Pollet expands on this difference, saying, “The executives making the decisions on retail media are executives. This isn’t a search guru.”

“[When I was in charge of digital ads in 2000], I had a propeller on my head. I sat in the corner and all of my money came because the direct mail people weren’t able to get the mail drop out in time and they said, ‘Spend this so Finance doesn’t know we didn’t spend it’.”

The executives making the decisions on retail media are executives. This isn’t a search guru.

Where Pollet does admit similarities is the danger of being “hooked on vanity metrics” which he says, “have the inverse effect of what you’re pursuing and what I mean by that is an algorithm goes out and tries to find where it can sell the most of your product, right? Well, if you’re a huge brand and you already have a lot of customers, the algorithm is going to start to find places where your customers are going anyway to purchase your product.”

“It is going to optimize away, right, and that existed in digital media. If you reel back 15 years, some of the biggest budgets were in Finance. So think about this, you’re back about 15 years ago on the internet. Who’s searching for a financial product on the Internet? Somebody who’s not receiving direct mails, who’s not getting offered them in the bank centre. It has adverse selection, right?

“And the algorithms… couldn’t even see approval rates. It was actually driving up costs because all they were doing was kicking people in who were never going to get approved…”

Accept the truth and “optimise to the future that you want”

“I see these algorithms doing damage to the advertisers’ performance because it is so much easier to go find people who are already gonna buy,” Pollet continues. “And the problem with that is you have to be a really strong leader to say we’re shifting away from this metric…

“You kind of have to be willing to accept the truth, to then go and optimize to the future that you want. And in that way, I think it’s very similar to [existing] digital advertising.”

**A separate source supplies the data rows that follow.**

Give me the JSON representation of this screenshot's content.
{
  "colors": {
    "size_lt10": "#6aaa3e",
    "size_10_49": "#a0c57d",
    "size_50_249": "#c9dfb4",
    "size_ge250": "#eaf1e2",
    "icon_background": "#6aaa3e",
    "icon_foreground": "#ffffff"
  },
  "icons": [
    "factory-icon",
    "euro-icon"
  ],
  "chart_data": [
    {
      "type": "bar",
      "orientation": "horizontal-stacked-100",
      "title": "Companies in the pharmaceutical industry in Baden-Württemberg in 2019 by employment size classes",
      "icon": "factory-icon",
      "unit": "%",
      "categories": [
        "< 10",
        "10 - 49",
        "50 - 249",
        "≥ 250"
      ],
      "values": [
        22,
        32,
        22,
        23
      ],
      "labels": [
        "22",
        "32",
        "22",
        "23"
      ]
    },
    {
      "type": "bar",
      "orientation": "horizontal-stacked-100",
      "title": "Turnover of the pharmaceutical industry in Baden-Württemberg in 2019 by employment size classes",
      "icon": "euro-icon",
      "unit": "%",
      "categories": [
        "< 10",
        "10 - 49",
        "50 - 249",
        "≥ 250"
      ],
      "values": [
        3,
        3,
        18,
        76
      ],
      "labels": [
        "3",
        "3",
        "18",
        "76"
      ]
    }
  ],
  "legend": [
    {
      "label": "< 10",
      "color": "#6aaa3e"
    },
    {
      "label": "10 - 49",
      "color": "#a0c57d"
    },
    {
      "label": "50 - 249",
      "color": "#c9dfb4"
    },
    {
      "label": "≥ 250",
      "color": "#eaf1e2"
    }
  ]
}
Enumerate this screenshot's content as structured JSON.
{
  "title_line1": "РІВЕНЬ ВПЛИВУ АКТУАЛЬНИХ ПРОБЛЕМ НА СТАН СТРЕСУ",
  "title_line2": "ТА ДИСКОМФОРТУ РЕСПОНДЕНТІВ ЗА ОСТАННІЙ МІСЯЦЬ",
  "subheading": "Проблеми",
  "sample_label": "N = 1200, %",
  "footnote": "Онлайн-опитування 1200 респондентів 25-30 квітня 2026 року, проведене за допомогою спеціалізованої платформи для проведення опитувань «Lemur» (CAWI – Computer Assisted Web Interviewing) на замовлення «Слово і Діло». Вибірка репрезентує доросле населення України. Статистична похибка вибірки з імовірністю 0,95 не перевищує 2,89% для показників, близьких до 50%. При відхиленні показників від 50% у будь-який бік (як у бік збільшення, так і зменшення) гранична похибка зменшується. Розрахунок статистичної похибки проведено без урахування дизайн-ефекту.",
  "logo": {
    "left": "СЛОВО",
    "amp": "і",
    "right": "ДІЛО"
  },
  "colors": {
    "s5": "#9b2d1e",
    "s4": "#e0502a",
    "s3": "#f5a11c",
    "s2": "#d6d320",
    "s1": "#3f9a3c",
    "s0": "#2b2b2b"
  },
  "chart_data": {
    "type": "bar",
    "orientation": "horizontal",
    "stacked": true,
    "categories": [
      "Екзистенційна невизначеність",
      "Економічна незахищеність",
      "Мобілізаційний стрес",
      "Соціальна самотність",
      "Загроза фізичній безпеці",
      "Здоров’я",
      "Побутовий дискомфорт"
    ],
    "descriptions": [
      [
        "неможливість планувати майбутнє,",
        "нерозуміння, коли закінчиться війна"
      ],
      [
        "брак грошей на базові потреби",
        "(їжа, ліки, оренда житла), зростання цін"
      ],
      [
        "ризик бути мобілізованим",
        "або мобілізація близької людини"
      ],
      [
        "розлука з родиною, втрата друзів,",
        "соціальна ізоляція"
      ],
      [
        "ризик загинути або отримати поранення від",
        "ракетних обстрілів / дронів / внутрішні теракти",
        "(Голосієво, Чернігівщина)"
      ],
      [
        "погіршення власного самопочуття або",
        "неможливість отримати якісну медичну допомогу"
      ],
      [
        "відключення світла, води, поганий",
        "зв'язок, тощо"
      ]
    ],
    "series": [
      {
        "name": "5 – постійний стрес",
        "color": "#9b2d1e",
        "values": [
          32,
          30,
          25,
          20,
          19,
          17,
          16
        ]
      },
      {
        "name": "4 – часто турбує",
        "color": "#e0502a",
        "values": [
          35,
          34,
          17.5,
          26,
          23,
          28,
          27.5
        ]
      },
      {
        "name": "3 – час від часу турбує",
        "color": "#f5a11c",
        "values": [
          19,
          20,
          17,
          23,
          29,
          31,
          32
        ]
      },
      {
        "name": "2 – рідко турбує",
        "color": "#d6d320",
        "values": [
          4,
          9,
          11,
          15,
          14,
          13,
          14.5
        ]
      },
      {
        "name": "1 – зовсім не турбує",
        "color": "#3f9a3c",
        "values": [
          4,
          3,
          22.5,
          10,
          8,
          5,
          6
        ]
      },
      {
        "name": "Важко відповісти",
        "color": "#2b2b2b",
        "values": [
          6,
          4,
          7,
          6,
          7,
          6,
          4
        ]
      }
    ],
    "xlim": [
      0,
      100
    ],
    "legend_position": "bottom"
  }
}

Still, Pollet is sanguine when faced with this complexity, adding that Incremental is having a lot of success in driving value. He has a final word on how the industry is maturing:

“The maturity cycle that is occurring within commerce and retail media – [brands understand], we need to get to real metrics here and run a real business. We need to deliver back insights that the finance department would accept.”

“If you can make the finance person at the table smile, then you’ve accomplished something as a marketer, right? That’s decision grade insights.”